Cereal boxes got taller and narrower so they'd look the same size on the shelf while containing less cereal. Ice cream containers developed deeper bottom curves to hide volume reduction. Toilet paper rolls got narrower while maintaining the same diameter.
It's the same incremental theft the Romans perfected, just applied to consumer goods instead of currency. And it works for the same reason: humans are psychologically incapable of tracking gradual change across long time periods.
Why This Will Never Stop
The Romans kept debasing their currency until the denarius became worthless and they had to invent new coins. You'd think this would serve as a cautionary tale, but it doesn't, because the people making these decisions aren't thinking about long-term consequences. They're thinking about this quarter's profits or this year's budget shortfall.
Every Roman emperor who debased the currency thought they were just making a small, temporary adjustment to deal with immediate fiscal pressures. They'd fix it later, they told themselves. When things got better. When the barbarians stopped attacking.
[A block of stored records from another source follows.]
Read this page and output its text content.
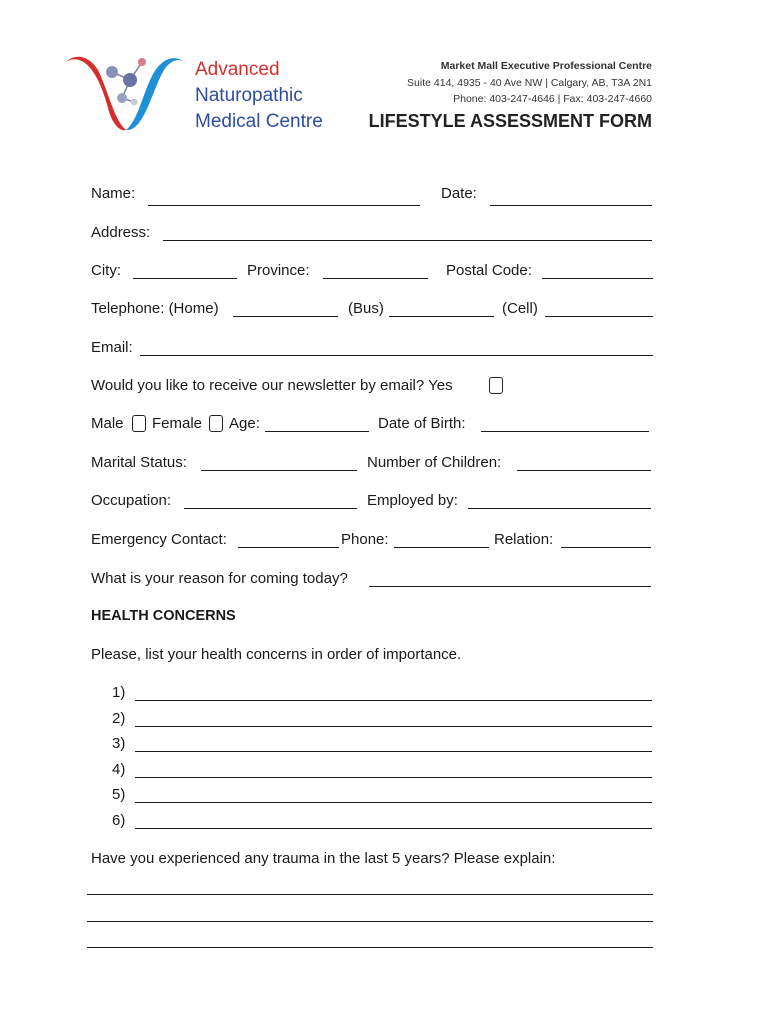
Advanced
Naturopathic
Medical Centre
Market Mall Executive Professional Centre
Suite 414, 4935 - 40 Ave NW | Calgary, AB, T3A 2N1
Phone: 403-247-4646 | Fax: 403-247-4660
LIFESTYLE ASSESSMENT FORM
Name:	Date:
Address:
City:	Province:	Postal Code:
Telephone: (Home)	(Bus)	(Cell)
Email:
Would you like to receive our newsletter by email? Yes
Male Female Age:	Date of Birth:
Marital Status:	Number of Children:
Occupation:	Employed by:
Emergency Contact:	Phone:	Relation:
What is your reason for coming today?
HEALTH CONCERNS
Please, list your health concerns in order of importance.
1)
2)
3)
4)
5)
6)
Have you experienced any trauma in the last 5 years? Please explain:
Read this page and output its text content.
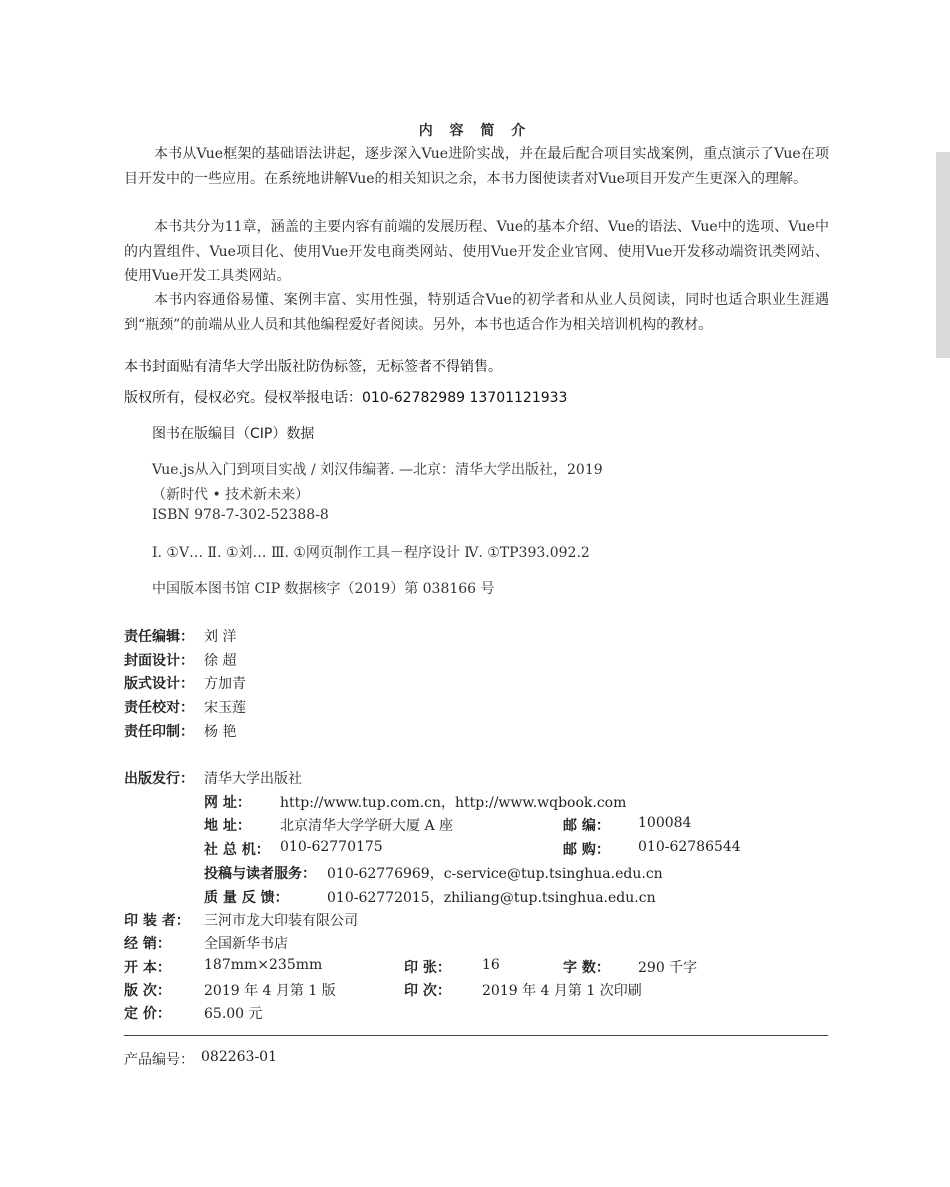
内 容 简 介
本书从Vue框架的基础语法讲起，逐步深入Vue进阶实战，并在最后配合项目实战案例，重点演示了Vue在项目开发中的一些应用。在系统地讲解Vue的相关知识之余，本书力图使读者对Vue项目开发产生更深入的理解。
本书共分为11章，涵盖的主要内容有前端的发展历程、Vue的基本介绍、Vue的语法、Vue中的选项、Vue中的内置组件、Vue项目化、使用Vue开发电商类网站、使用Vue开发企业官网、使用Vue开发移动端资讯类网站、使用Vue开发工具类网站。
本书内容通俗易懂、案例丰富、实用性强，特别适合Vue的初学者和从业人员阅读，同时也适合职业生涯遇到“瓶颈”的前端从业人员和其他编程爱好者阅读。另外，本书也适合作为相关培训机构的教材。
本书封面贴有清华大学出版社防伪标签，无标签者不得销售。
版权所有，侵权必究。侵权举报电话：010-62782989 13701121933
图书在版编目（CIP）数据
Vue.js从入门到项目实战 / 刘汉伟编著. —北京：清华大学出版社，2019
（新时代 • 技术新未来）
ISBN 978-7-302-52388-8
Ⅰ. ①V… Ⅱ. ①刘… Ⅲ. ①网页制作工具－程序设计 Ⅳ. ①TP393.092.2
中国版本图书馆 CIP 数据核字（2019）第 038166 号
责任编辑： 刘 洋
封面设计： 徐 超
版式设计： 方加青
责任校对： 宋玉莲
责任印制： 杨 艳
出版发行： 清华大学出版社
网 址： http://www.tup.com.cn，http://www.wqbook.com
地 址： 北京清华大学学研大厦 A 座	邮 编： 100084
社 总 机： 010-62770175	邮 购： 010-62786544
投稿与读者服务： 010-62776969，c-service@tup.tsinghua.edu.cn
质 量 反 馈：	010-62772015，zhiliang@tup.tsinghua.edu.cn
印 装 者： 三河市龙大印装有限公司
经 销： 全国新华书店
开 本： 187mm×235mm	印 张： 16	字 数： 290 千字
版 次： 2019 年 4 月第 1 版	印 次： 2019 年 4 月第 1 次印刷
定 价： 65.00 元
产品编号： 082263-01
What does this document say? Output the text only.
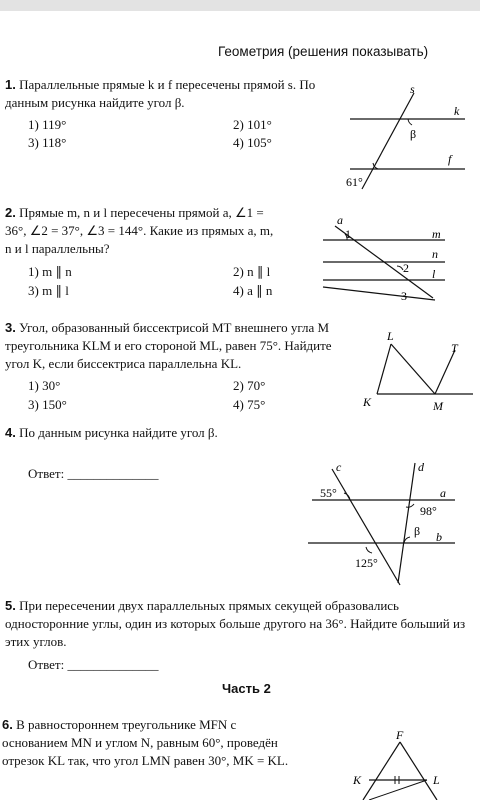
Геометрия (решения показывать)
1. Параллельные прямые k и f пересечены прямой s. По данным рисунка найдите угол β.
1) 119°	2) 101°
3) 118°	4) 105°
s
k
f
β
61°
2. Прямые m, n и l пересечены прямой a, ∠1 = 36°, ∠2 = 37°, ∠3 = 144°. Какие из прямых a, m, n и l параллельны?
1) m ∥ n	2) n ∥ l
3) m ∥ l	4) a ∥ n
a
m
n
l
1
2
3
3. Угол, образованный биссектрисой MT внешнего угла M треугольника KLM и его стороной ML, равен 75°. Найдите угол K, если биссектриса параллельна KL.
1) 30°	2) 70°
3) 150°	4) 75°
L
T
K	M
4. По данным рисунка найдите угол β.
Ответ: ______________	c	d
a
b
55°
98°
β
125°
5. При пересечении двух параллельных прямых секущей образовались односторонние углы, один из которых больше другого на 36°. Найдите больший из этих углов.
Ответ: ______________
Часть 2
6. В равностороннем треугольнике MFN с основанием MN и углом N, равным 60°, проведён отрезок KL так, что угол LMN равен 30°, MK = KL.
F
K	L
When the economy recovered.
Modern CEOs think exactly the same way. They're not trying to destroy their brands or alienate customers. They're just making small adjustments to maintain profit margins during challenging times. They'll increase package sizes again when commodity prices come down. When supply chains stabilize. When market conditions improve.
Except they never do, because there's always another crisis, another pressure, another excuse for another small reduction.
The Only Defense Is Paying Attention
The Roman currency collapse eventually forced people to abandon money altogether in many regions and return to barter systems. Your shrinkflation problem probably won't get that dramatic, but the solution is the same: you have to actively track the changes instead of trusting your instincts.
Romans who kept detailed records of their coin weights could see the debasement happening. Modern consumers who track price per unit instead of package prices can see shrinkflation in real time.
But most people won't do this, which is exactly what the people in charge are counting on. They know that human psychology hasn't changed in 2,000 years. They know you'll accept gradual theft because your brain is wired to miss it.
The only thing that's changed is the sophistication of the theft. Roman emperors had to physically remove silver from coins. Modern companies just hire better packaging designers.